Tarangire National Park
★★★ Tarangire — Land of Elephants and Baobabs
Tarangire is the most underrated park of the Northern Circuit — and for many visitors, the most beautiful surprise. Spanning 2,850 km², it features a dramatic landscape of gentle hills, open savanna, and ancient baobab trees that give the scenery an almost surreal character.
Tarangire is famous for its elephant herds — in the dry season (June–October), up to 3,000 elephants gather at the Tarangire River, the only permanent water source in the region. The density is so high that you see herds of 50–100 animals at once — babies, teenagers, huge matriarchs. An overwhelming spectacle.
Additionally, Tarangire offers: lions (often in trees!), leopards, huge pythons in the baobabs, over 550 bird species (more than any other park in Tanzania), and the rare oryx antelopes and gerenuks (giraffe gazelles).
Highlights
- Elephants by the river: The main attraction. Dramatic in the dry season — the animals dig with their trunks for water in the dry riverbed.
- Baobab landscape: Some baobabs are over 1,000 years old and 25 m tall. The sunsets behind the gnarled silhouettes are legendary.
- Tree-climbing lions: Like at Lake Manyara, the lions in Tarangire climb trees — a phenomenon that occurs in only a few places in the world.

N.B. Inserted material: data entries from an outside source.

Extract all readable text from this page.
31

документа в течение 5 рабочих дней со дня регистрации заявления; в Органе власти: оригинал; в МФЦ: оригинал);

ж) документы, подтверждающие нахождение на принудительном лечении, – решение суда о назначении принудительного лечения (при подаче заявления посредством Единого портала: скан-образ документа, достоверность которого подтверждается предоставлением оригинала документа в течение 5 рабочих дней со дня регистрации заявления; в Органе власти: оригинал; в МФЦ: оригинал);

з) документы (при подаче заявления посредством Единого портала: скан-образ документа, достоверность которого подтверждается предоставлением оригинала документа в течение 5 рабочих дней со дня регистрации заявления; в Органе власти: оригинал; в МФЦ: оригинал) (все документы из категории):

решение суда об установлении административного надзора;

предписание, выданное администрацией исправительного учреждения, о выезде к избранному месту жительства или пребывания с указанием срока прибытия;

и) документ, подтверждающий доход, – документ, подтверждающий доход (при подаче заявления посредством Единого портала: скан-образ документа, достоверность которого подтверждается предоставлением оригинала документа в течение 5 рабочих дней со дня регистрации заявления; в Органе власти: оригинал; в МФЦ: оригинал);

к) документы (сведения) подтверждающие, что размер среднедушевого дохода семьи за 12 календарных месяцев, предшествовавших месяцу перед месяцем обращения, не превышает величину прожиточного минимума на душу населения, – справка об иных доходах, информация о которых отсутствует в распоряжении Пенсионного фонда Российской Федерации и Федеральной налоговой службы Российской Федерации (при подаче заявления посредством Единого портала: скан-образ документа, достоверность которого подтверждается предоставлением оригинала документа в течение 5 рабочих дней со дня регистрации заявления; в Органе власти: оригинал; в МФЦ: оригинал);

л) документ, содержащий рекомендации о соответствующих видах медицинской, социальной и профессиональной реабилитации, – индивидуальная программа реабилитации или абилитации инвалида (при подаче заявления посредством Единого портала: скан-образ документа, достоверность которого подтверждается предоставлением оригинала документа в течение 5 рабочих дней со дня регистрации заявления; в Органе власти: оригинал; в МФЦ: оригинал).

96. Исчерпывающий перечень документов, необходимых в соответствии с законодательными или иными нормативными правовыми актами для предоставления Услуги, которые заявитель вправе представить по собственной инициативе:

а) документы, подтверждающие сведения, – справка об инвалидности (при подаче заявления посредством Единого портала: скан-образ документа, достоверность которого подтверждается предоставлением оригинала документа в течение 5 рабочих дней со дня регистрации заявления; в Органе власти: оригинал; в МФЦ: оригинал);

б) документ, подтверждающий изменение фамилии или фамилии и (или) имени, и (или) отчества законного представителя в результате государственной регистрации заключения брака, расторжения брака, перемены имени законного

- Termite mounds: The huge, cathedral-like mounds are everywhere — some over 5 m high. Dwarf mongooses and monitors use them as vantage points.
💡 Tipp
Tarangire is often only planned as a "pass-through" to the Serengeti — a mistake! Plan at least one full overnight stay. The game drives in the early morning and late afternoon are particularly rewarding here, and the camps by the river are among the most atmospheric in Tanzania.